For evidence, look at US-listed chipmakers yesterday. Their specialist index shot up 5.7 per cent on Thursday, virtually its largest daily gain in a decade. Set against a rise of just 0.1 per cent for the S&P 500, it brings to mind the start of last year, when tech disconnected from the rest of the market.

This has long been one of the more volatile parts of the tech sector - last year the Philadelphia Semiconductor Index dropped 8 per cent compared with a 1.6 per cent decline for the S&P IT index. But what’s notable about yesterday’s activity is that it wasn’t just driven by sentiment, but also better than expected earnings.

A niche area this may be, but that’s much better news for technology investors than the likes of Apple’s January 3 profit warning that grabbed the headlines at the start of the year.

Wealth managers have far from given up on the sector, either: our fund database shows little sign of DFMs dumping their holdings. And retail investors appear to think likewise. Scottish Mortgage began trading on a discount at the start of December for the first time in almost a decade - but that was quickly erased within a matter of days. Investors continued to trade the trust at a premium even during the end-December sell-off.

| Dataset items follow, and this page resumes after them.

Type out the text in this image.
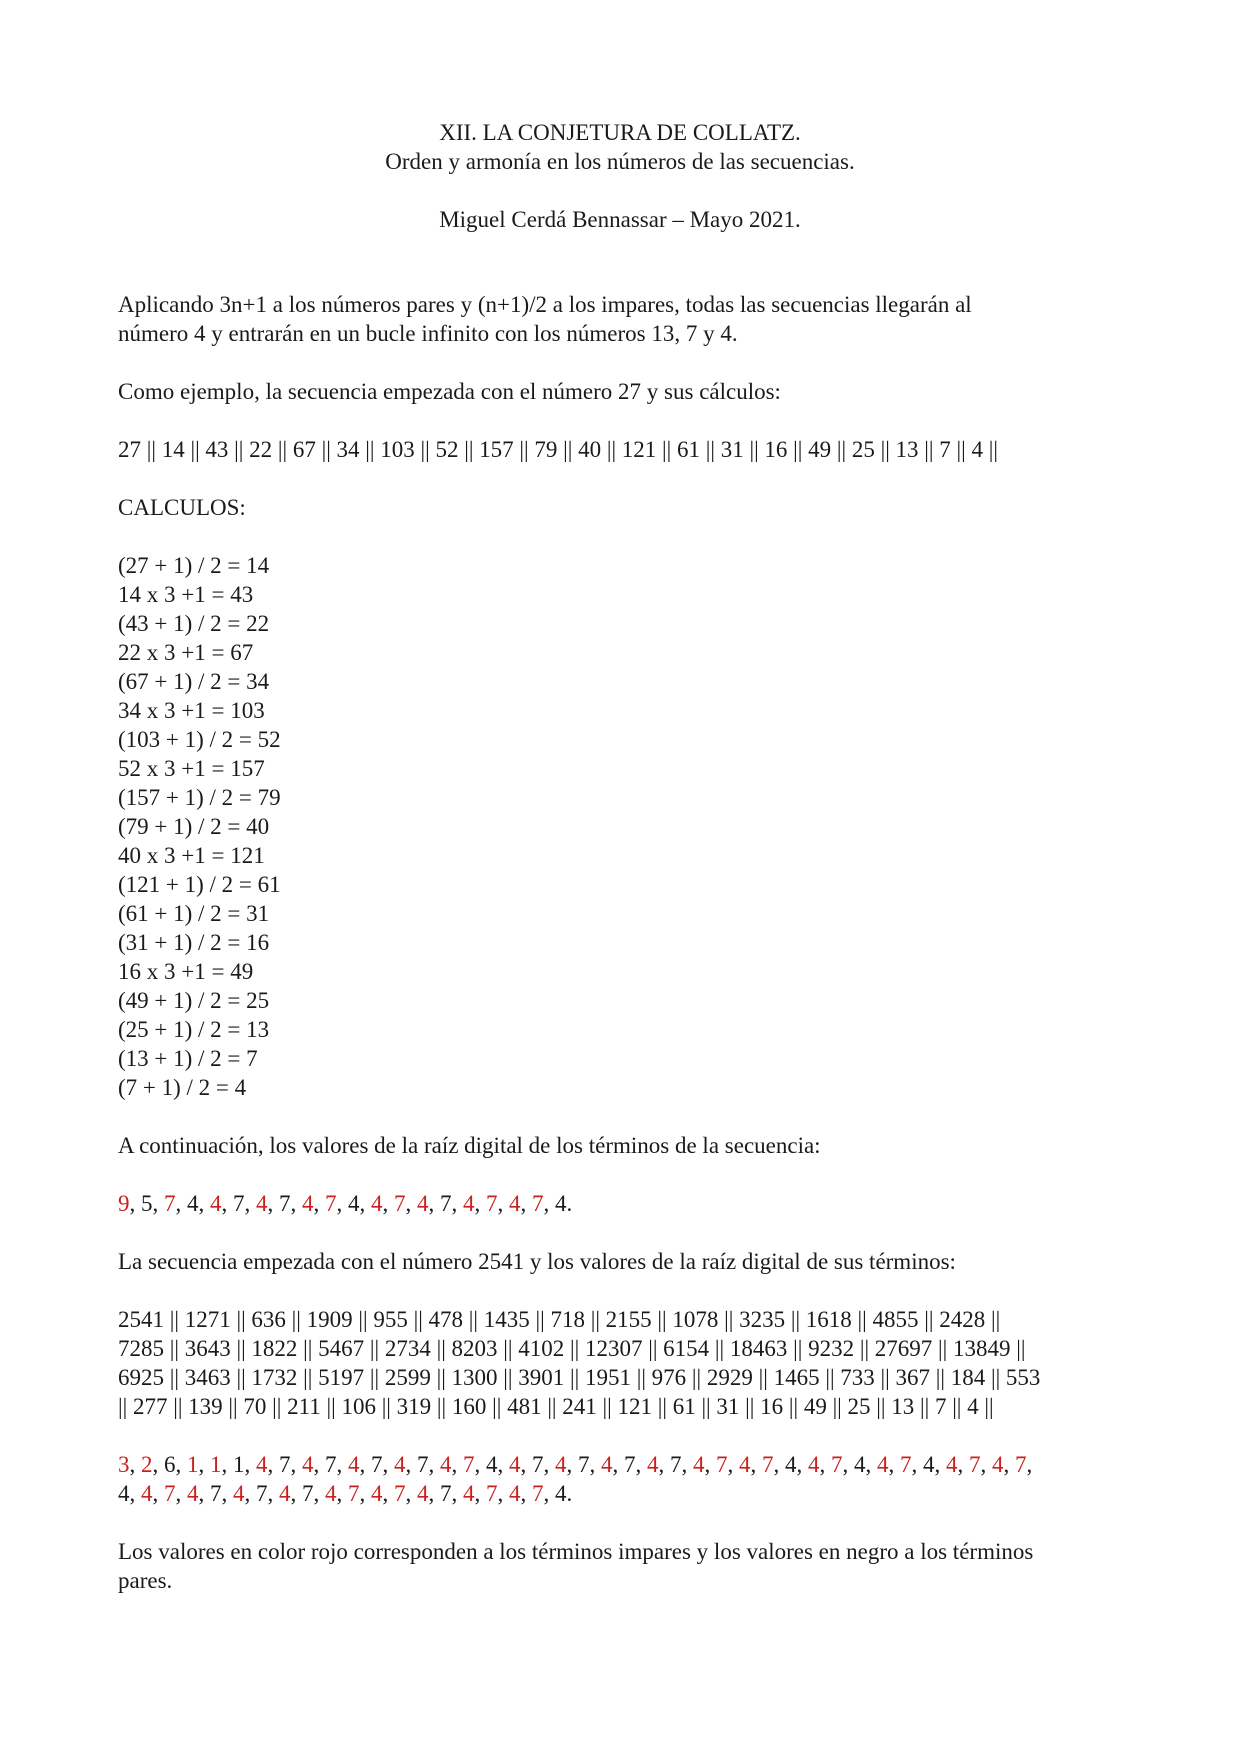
XII. LA CONJETURA DE COLLATZ.
Orden y armonía en los números de las secuencias.
Miguel Cerdá Bennassar – Mayo 2021.

Aplicando 3n+1 a los números pares y (n+1)/2 a los impares, todas las secuencias llegarán al

número 4 y entrarán en un bucle infinito con los números 13, 7 y 4.

Como ejemplo, la secuencia empezada con el número 27 y sus cálculos:

27 || 14 || 43 || 22 || 67 || 34 || 103 || 52 || 157 || 79 || 40 || 121 || 61 || 31 || 16 || 49 || 25 || 13 || 7 || 4 ||

CALCULOS:

(27 + 1) / 2 = 14

14 x 3 +1 = 43

(43 + 1) / 2 = 22

22 x 3 +1 = 67

(67 + 1) / 2 = 34

34 x 3 +1 = 103

(103 + 1) / 2 = 52

52 x 3 +1 = 157

(157 + 1) / 2 = 79

(79 + 1) / 2 = 40

40 x 3 +1 = 121

(121 + 1) / 2 = 61

(61 + 1) / 2 = 31

(31 + 1) / 2 = 16

16 x 3 +1 = 49

(49 + 1) / 2 = 25

(25 + 1) / 2 = 13

(13 + 1) / 2 = 7

(7 + 1) / 2 = 4

A continuación, los valores de la raíz digital de los términos de la secuencia:

9, 5, 7, 4, 4, 7, 4, 7, 4, 7, 4, 4, 7, 4, 7, 4, 7, 4, 7, 4.

La secuencia empezada con el número 2541 y los valores de la raíz digital de sus términos:

2541 || 1271 || 636 || 1909 || 955 || 478 || 1435 || 718 || 2155 || 1078 || 3235 || 1618 || 4855 || 2428 ||

7285 || 3643 || 1822 || 5467 || 2734 || 8203 || 4102 || 12307 || 6154 || 18463 || 9232 || 27697 || 13849 ||

6925 || 3463 || 1732 || 5197 || 2599 || 1300 || 3901 || 1951 || 976 || 2929 || 1465 || 733 || 367 || 184 || 553

|| 277 || 139 || 70 || 211 || 106 || 319 || 160 || 481 || 241 || 121 || 61 || 31 || 16 || 49 || 25 || 13 || 7 || 4 ||

3, 2, 6, 1, 1, 1, 4, 7, 4, 7, 4, 7, 4, 7, 4, 7, 4, 4, 7, 4, 7, 4, 7, 4, 7, 4, 7, 4, 7, 4, 4, 7, 4, 4, 7, 4, 4, 7, 4, 7,

4, 4, 7, 4, 7, 4, 7, 4, 7, 4, 7, 4, 7, 4, 7, 4, 7, 4, 7, 4.

Los valores en color rojo corresponden a los términos impares y los valores en negro a los términos

pares.
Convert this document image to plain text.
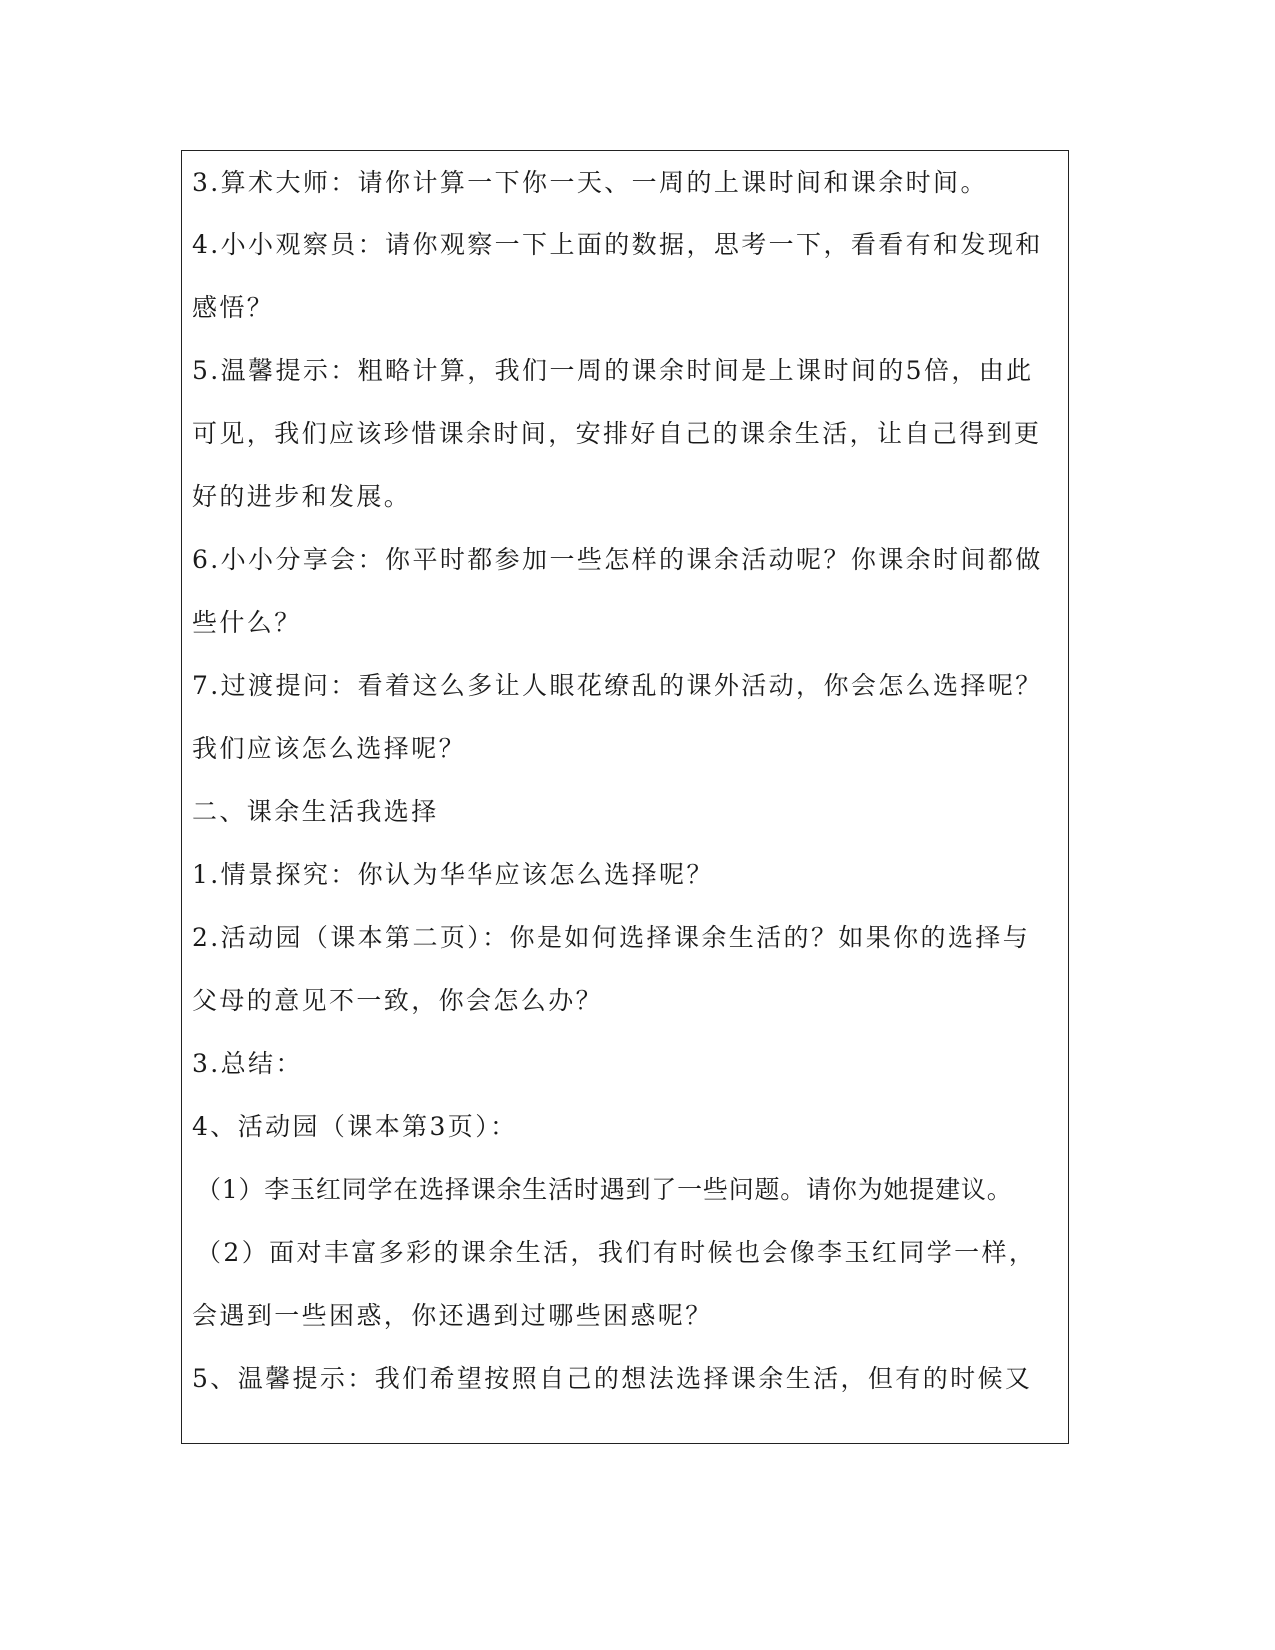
3.算术大师：请你计算一下你一天、一周的上课时间和课余时间。
4.小小观察员：请你观察一下上面的数据，思考一下，看看有和发现和
感悟？
5.温馨提示：粗略计算，我们一周的课余时间是上课时间的5倍，由此
可见，我们应该珍惜课余时间，安排好自己的课余生活，让自己得到更
好的进步和发展。
6.小小分享会：你平时都参加一些怎样的课余活动呢？你课余时间都做
些什么？
7.过渡提问：看着这么多让人眼花缭乱的课外活动，你会怎么选择呢？
我们应该怎么选择呢？
二、课余生活我选择
1.情景探究：你认为华华应该怎么选择呢？
2.活动园（课本第二页）：你是如何选择课余生活的？如果你的选择与
父母的意见不一致，你会怎么办？
3.总结：
4、活动园（课本第3页）：
（1）李玉红同学在选择课余生活时遇到了一些问题。请你为她提建议。
（2）面对丰富多彩的课余生活，我们有时候也会像李玉红同学一样，
会遇到一些困惑，你还遇到过哪些困惑呢？
5、温馨提示：我们希望按照自己的想法选择课余生活，但有的时候又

But the two trusts explicitly dedicated to technology, run by Polar Capital and Allianz, both still sit on small discounts. Polar, which has underperformed its rival for the past couple of years, hasn’t been on a premium since last April. The Allianz portfolio began trading below NAV at the start of December and hasn’t quite recovered yet. If the tech rally is to reassert itself, there’s an opportunity there for DFMs willing to back closed-ended products.

Aiming too high

One thing that has caused discretionaries renewed woe in 2019 is the Aim market. Blow-ups are common in the alternative market, of course, but few are as high profile as Patisserie Valerie, which has headed into administration amid an ongoing enquiry over a £40m accounting fraud.

Wealth managers can’t be blamed much for taking exposure, given the company’s auditors, regulators and management themselves are still trying to work out exactly how the fraud took place. But it is another reminder that the risks involved in Aim investing aren’t simply offset by the tax advantages.

The market has rebounded this month in line with other equities, but the 20 per cent fall sustained in the fourth quarter won't be so easy to make good. Add to that issues with other high-profile names in the index - chief among them former favourites like Asos and Abcam - and the outlook's looking murkier for specialist investors.